Christsein in heutigen Zeit
Bild: KATERYNA SHADRINA
(aus der Weihnachtsausstellung der Galerie ICONART in Lwiw)
Letztes Jahr fand in der Ukraine ein Treffen mit dem Pater Iwan statt. Er beantwortete Fragen, die heute von besonderer Bedeutung sind. Er sprach über Krieg, Christentum, Weltanschauung, Wissenschaft und Kunst in der modernen Welt. Zuerst sprach er über den Krieg – und dann über den Glauben.
"Mir scheint, dass während des Krieges alles viel näher zusammengerückt ist. In der Tat ist dieser Krieg, der jetzt stattfindet, eine Fortsetzung aller anderen Kriege. Es gibt einen einzigen Krieg, der seit dem Sündenfall andauert, als der Teufel den Menschen verführte und ihn von Gott trennte", sagt Pater Rybaruk, "in einer linearen Dimension manifestiert er sich in einer bestimmten Zeit, an einem bestimmten Ort, und das ist etwas, das ständig weitergeht. Es gibt ein Sprichwort: Die Zeit des Krieges ist die beste Zeit für das Christentum. Das liegt daran, dass das Christentum ein Geschenk Gottes ist, um diesen Krieg nach dem Sündenfall zu gewinnen."
Wird der Krieg ein Grund für die Bekehrung zum Glauben an Gott sein?
Pater Rybaruk glaubt, dass die Bekehrung auf unterschiedliche Weise geschieht. "Für manche Menschen ist Ostern die freien Tage um Ostern, und der Karfreitag der freie Tag schon davor. Wenn ein Mensch jeden Tag in die Kirche geht, betet und seinen Liebsten verliert, passiert das Gegenteil. Diese Tage erhalten ihre wirkliche Bedeutung. Ich glaube, dass dies aber nur ein vorübergehendes Phänomen ist, wenn der Glaube nicht so einer tieferen Veränderung führt."

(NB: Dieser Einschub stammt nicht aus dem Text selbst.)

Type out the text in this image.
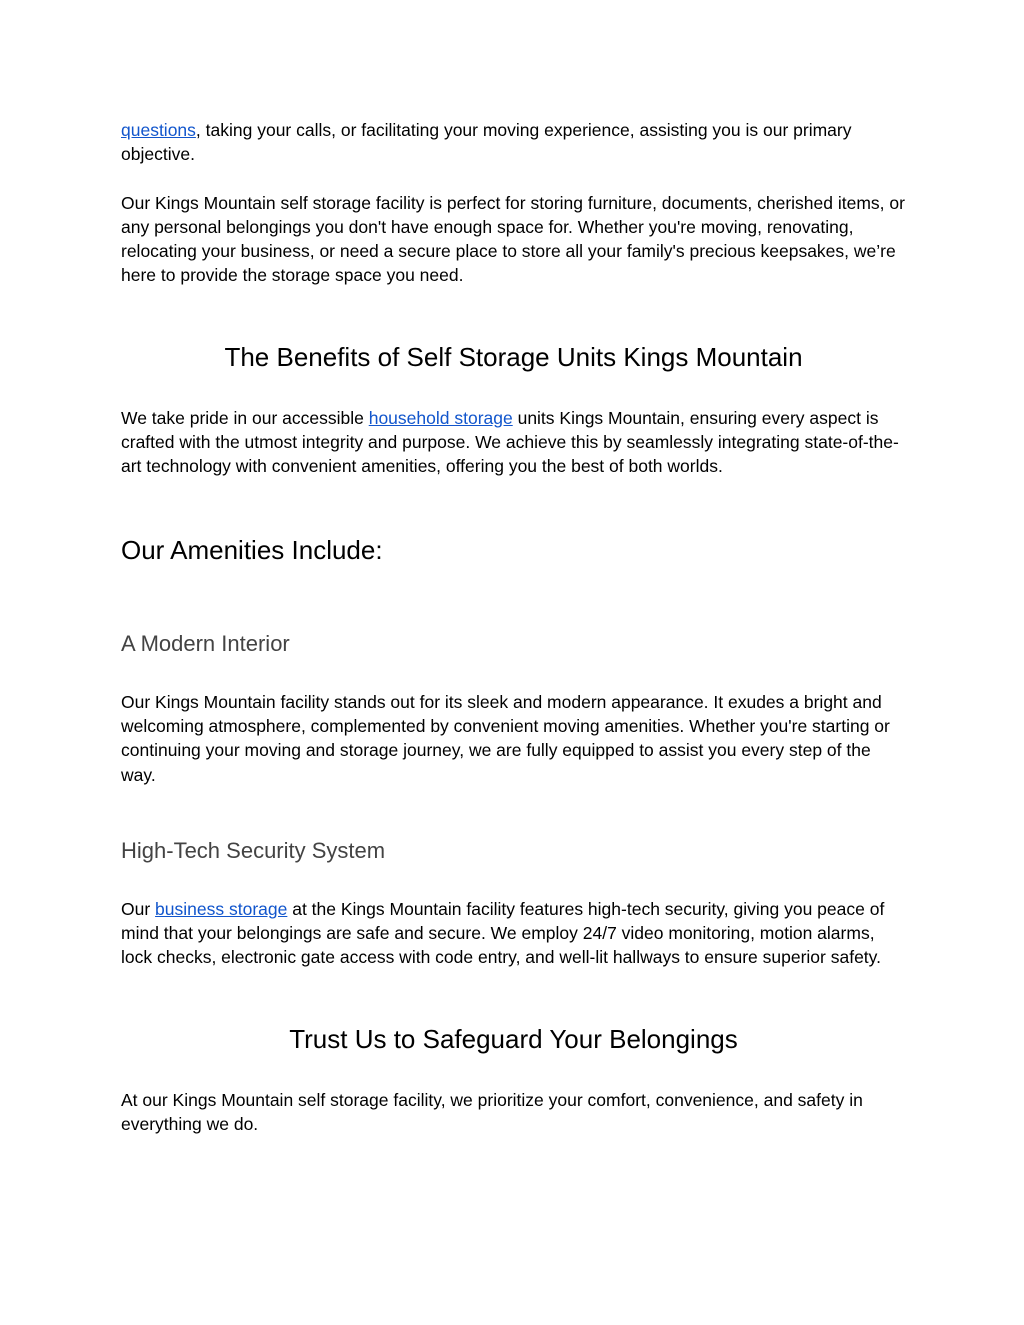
questions, taking your calls, or facilitating your moving experience, assisting you is our primary objective.

Our Kings Mountain self storage facility is perfect for storing furniture, documents, cherished items, or any personal belongings you don't have enough space for. Whether you're moving, renovating, relocating your business, or need a secure place to store all your family's precious keepsakes, we’re here to provide the storage space you need.

The Benefits of Self Storage Units Kings Mountain

We take pride in our accessible household storage units Kings Mountain, ensuring every aspect is crafted with the utmost integrity and purpose. We achieve this by seamlessly integrating state-of-the-art technology with convenient amenities, offering you the best of both worlds.

Our Amenities Include:
A Modern Interior

Our Kings Mountain facility stands out for its sleek and modern appearance. It exudes a bright and welcoming atmosphere, complemented by convenient moving amenities. Whether you're starting or continuing your moving and storage journey, we are fully equipped to assist you every step of the way.

High-Tech Security System

Our business storage at the Kings Mountain facility features high-tech security, giving you peace of mind that your belongings are safe and secure. We employ 24/7 video monitoring, motion alarms, lock checks, electronic gate access with code entry, and well-lit hallways to ensure superior safety.

Trust Us to Safeguard Your Belongings

At our Kings Mountain self storage facility, we prioritize your comfort, convenience, and safety in everything we do.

Ein Krieger ist jemand, der durch den Krieg als Vater seine Familie beschützt - ein Soldat ist jemand, der durch den Krieg Geld verdient, ein Schurke ist jemand, der durch den Krieg das Töten genießt. Deshalb werden wir in diesem Krieg auf jeden Fall diesen Krieg gewinnen, wie er auch ausgehen mag. Geistlich haben wir bereits dann gewonnen, wenn wir als Krieger und nicht nur als als Söldner oder sogar Schurken kämpfen. Mit der richtigen Motivation werden wir in jedem Fall diesen Krieg gewinnen, auch wenn uns der Feind übermächtig erscheint - so wie David Goliath mit seiner Motivation besiegte.

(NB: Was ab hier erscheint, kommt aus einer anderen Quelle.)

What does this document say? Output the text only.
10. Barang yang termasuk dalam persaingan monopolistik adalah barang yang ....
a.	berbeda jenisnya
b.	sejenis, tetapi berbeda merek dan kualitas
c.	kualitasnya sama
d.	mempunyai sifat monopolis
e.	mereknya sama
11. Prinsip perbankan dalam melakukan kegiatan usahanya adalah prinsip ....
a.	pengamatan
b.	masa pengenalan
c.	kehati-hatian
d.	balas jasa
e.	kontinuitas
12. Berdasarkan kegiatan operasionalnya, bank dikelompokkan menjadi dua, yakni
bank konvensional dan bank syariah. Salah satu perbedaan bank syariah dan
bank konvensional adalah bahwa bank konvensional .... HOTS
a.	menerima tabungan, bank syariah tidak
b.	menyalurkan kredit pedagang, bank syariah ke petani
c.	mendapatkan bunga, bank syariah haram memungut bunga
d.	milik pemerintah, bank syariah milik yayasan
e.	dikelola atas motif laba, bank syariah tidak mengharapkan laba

Diese Welt ist dreidimensional gestaltet – der Ebene des Geistes, der Seele und des Körpers. Der Krieg findet deshalb auch auf der geistig-seelischen Ebene statt - dem Krieg des Denkens, der Gefühle - und auf der körperlichen Ebene. In ähnlicher Weise besteht das Gebet aus Geist, Wort, Gefühl und Tat. Unsere Jungs an der Frontlinie beten gut mit ihren Waffen. Dies ist ihr Gebet der Tat. Es ist wichtig, sich daran zu erinnern, dass Gott, als er in Jesus Mensch wurde, in seiner Gegenwart bis in die tiefsten Schichten dieser Welt hingekommen ist. Deshalb findet unser Gebet in all diesen Schichten statt. Gebet bedeutet nicht einfach bloss, die Hände zu falten und zu beten.

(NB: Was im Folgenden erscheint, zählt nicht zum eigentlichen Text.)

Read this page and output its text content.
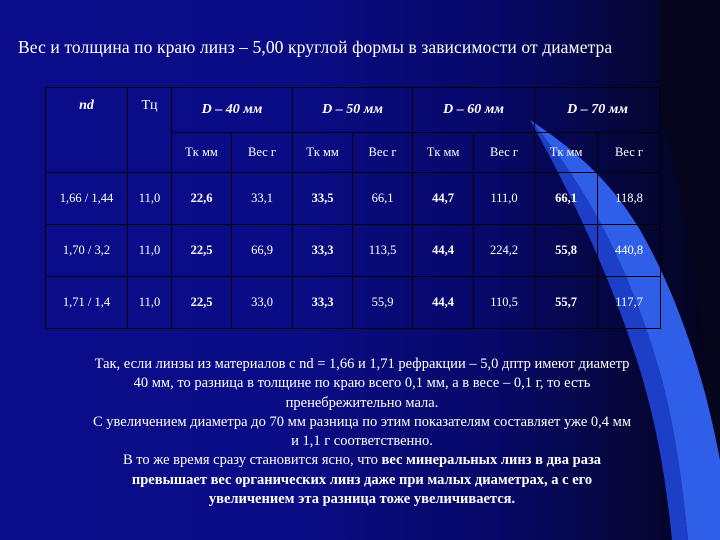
Вес и толщина по краю линз – 5,00 круглой формы в зависимости от диаметра
nd	Tц	D – 40 мм		D – 50 мм		D – 60 мм		D – 70 мм	
		Tк мм	Вес г	Tк мм	Вес г	Tк мм	Вес г	Tк мм	Вес г
1,66 / 1,44	11,0	22,6	33,1	33,5	66,1	44,7	111,0	66,1	118,8
1,70 / 3,2	11,0	22,5	66,9	33,3	113,5	44,4	224,2	55,8	440,8
1,71 / 1,4	11,0	22,5	33,0	33,3	55,9	44,4	110,5	55,7	117,7
Так, если линзы из материалов с nd = 1,66 и 1,71 рефракции – 5,0 дптр имеют диаметр
40 мм, то разница в толщине по краю всего 0,1 мм, а в весе – 0,1 г, то есть
пренебрежительно мала.
С увеличением диаметра до 70 мм разница по этим показателям составляет уже 0,4 мм
и 1,1 г соответственно.
В то же время сразу становится ясно, что вес минеральных линз в два раза
превышает вес органических линз даже при малых диаметрах, а с его
увеличением эта разница тоже увеличивается.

Auf die Frage hin, ob wir das dürfen, Gottes Botschaft auf eine so moderne und aktuelle Art und Weise zu lesen, diesem Bild von Gott in unseren eigentlich bloss menschlichen Aktivitäten – in unsern Tagen als Freiwillige, als Sportler und sogar als Biker - nennt Pater Ivan das Beispiel eines berühmten Helden unserer Verteidigung (Soldat, der im Kampf für seine Heimat seine Leben opferte).
"Christus wurde für uns ganz Menschen, damit er in unserem ganzen Menschsein, abgesehen von unser Sündhaftigkeit, einen direkten Draht zu uns hat - er ist in unserem ganzen Menschsein mit uns."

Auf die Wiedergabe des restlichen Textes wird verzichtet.